Secondary plasticizers are also low-volatility liquids, whose compatibility is such that it will exude if used alone. However, it can be used with the primary plasticizer to certain extent. This reduces the cost. Examples include: chlorinated paraffin oils with various degrees of chlorination.
Sub-classification of plasticizers
1. General purpose plasticizer [GP] - They provide the desired flexibility to PVC, overall balancing quality with a low cost. Examples are DIHP, DOP (DEHP), DINP and DIDP. They can be used along with secondary plasticizers to reduce the cost. DIDP evaporates 76% less than DOP.
DIDP is usually used in washing machine pipes, as it offers resistance to soap water.
2. Performance plasticizer [PP] – They offer secondary desired properties beyond GP type but are somewhat costly.
Performance criteria include:
PP-SS – strong solvators have higher polarity/aromaticity such as DBP, DHP, BHP and BBP. They have a low molecular weight and are volatile liquids. Due to their high polarity, they destroy PVC crystallinity.
BBP is recommended for non-staining applications like vinyl flooring.
Benzoates are non-phthalate plasticizers for PVC. Examples are Polypropylene glycol dibenzoate (PGDB), DPGDB. They are petrol resistant and are used in petrol tubing.
PP-LT – low-temperature plasticizers such as Dioctyl adipates (DOA), DOS and DOZ are less solvating and have higher diffusion. They are aliphatic dibasic esters. They are used in fridge/deep freezer gaskets.
PP-LV – low-volatility plasticizers are high mole-weight plasticizers such as Trioctyl trimellitate (TOTM), TIOTM and polyesters [polymeric]. They are used in cables and wires.
3. Specialty plasticizers [SP] – They have specialty characteristics like:
SP-LD – low-diffusion plasticizers. They have a high molecular weight and have a highly branched isomeric structure. Like Diisodecyl phthalate (DIDP), DTDP, etc.
Polyester plasticizers are noted for their outstanding performance in this category.
SP- ST – plasticizers with a stabilizing function, Epoxidized soybean oil (ESBO) and linseed oil (ELSO) improve thermal and UV stability. They are usually added with the primary stabilizer.
SP-FR – fire-resistant stabilizers are tricresyl phosphate (TCP), trialkyl phosphate (TAP), etc. They are generally used in FR cables.

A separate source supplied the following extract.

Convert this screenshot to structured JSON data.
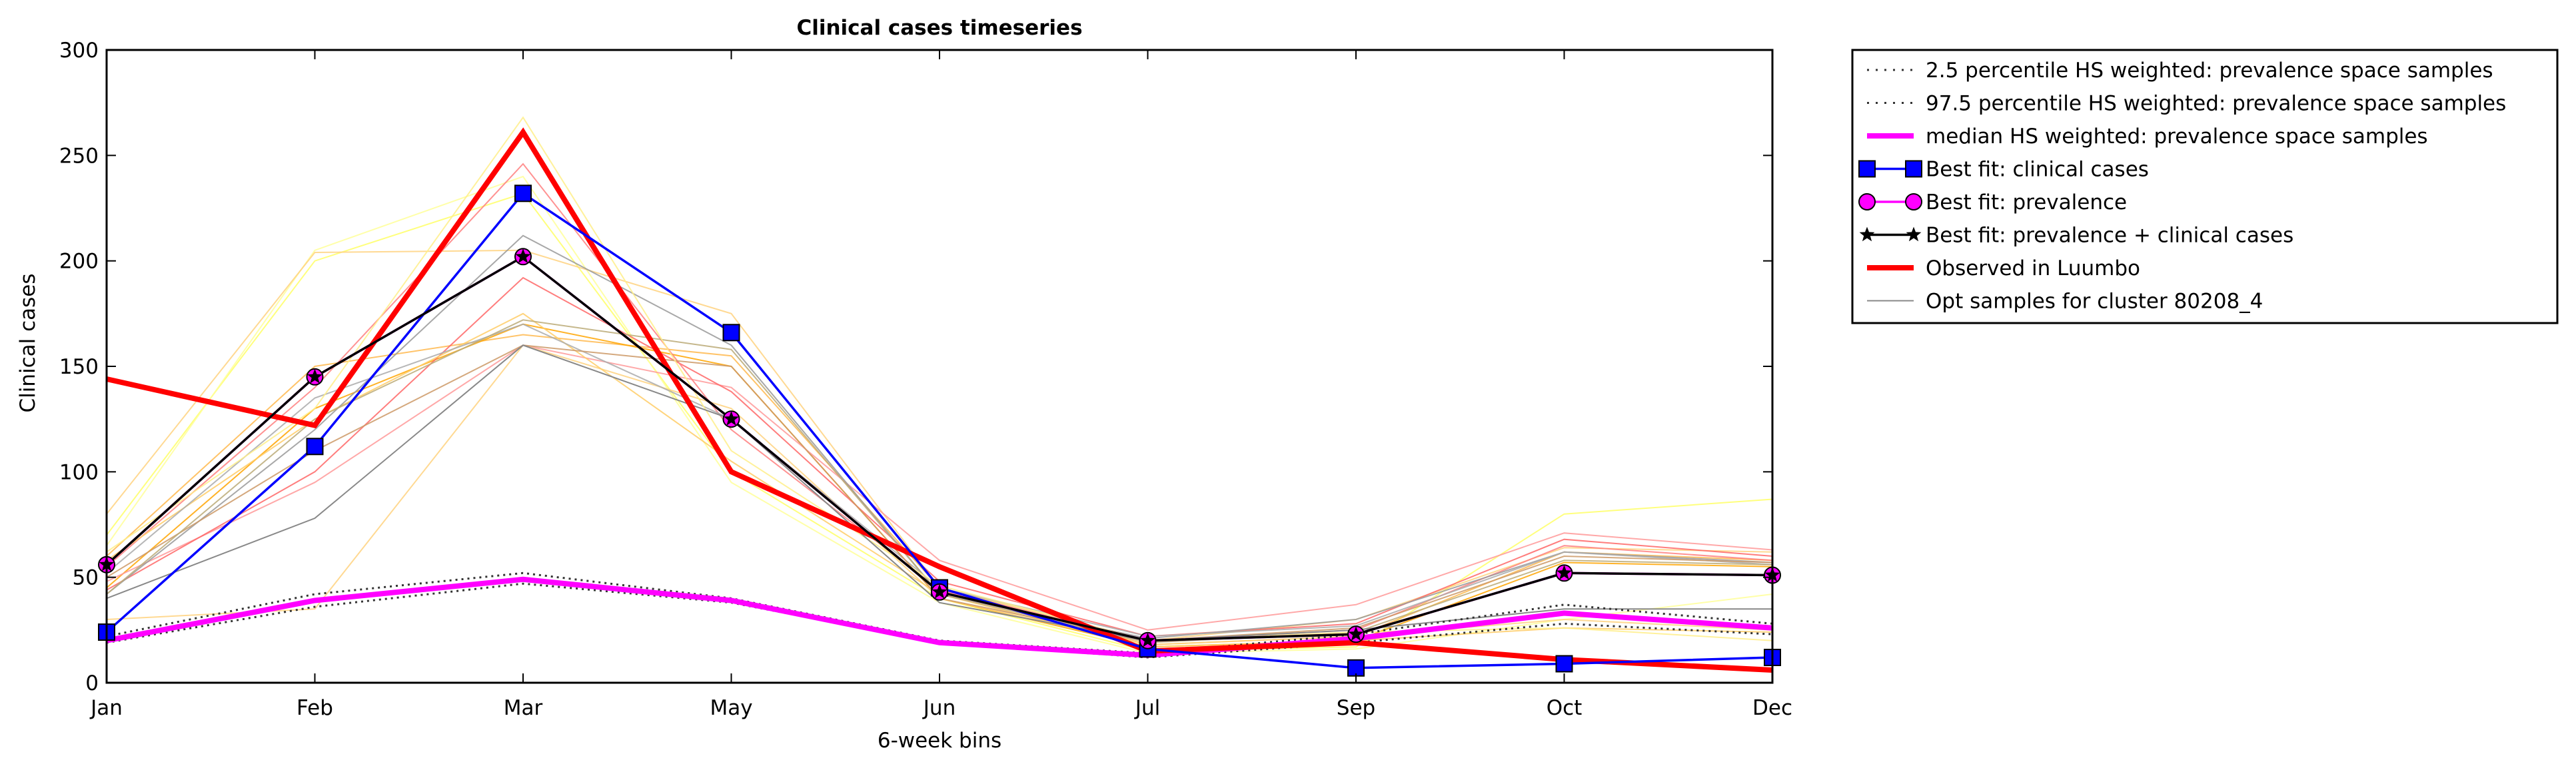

4. Non-phthalate food-grade plasticizers Acetyl tributyl citrate plasticizers (ATBC) used for food and medical applications.
1,2 Cyclohexane dicarboxylic acid diisononyl ester (DINCH) used for food applications.
5. Plasticizers for wires and cables as per temperature rating
60 deg C building application - DIOP, DOP, DINP, DIDP
75 deg C cord and fixture - DINP, DIDP
80 deg C appliance - DINP / DIDP blends
90 deg C appliance - DUDP, DTDP, TOTM
105 deg C appliance - TIOTM, TOTM, polyesters
Computer wires - TIOTM, TOTM, polyesters
All plasticizers for wires and cables contain appropriate antioxidants.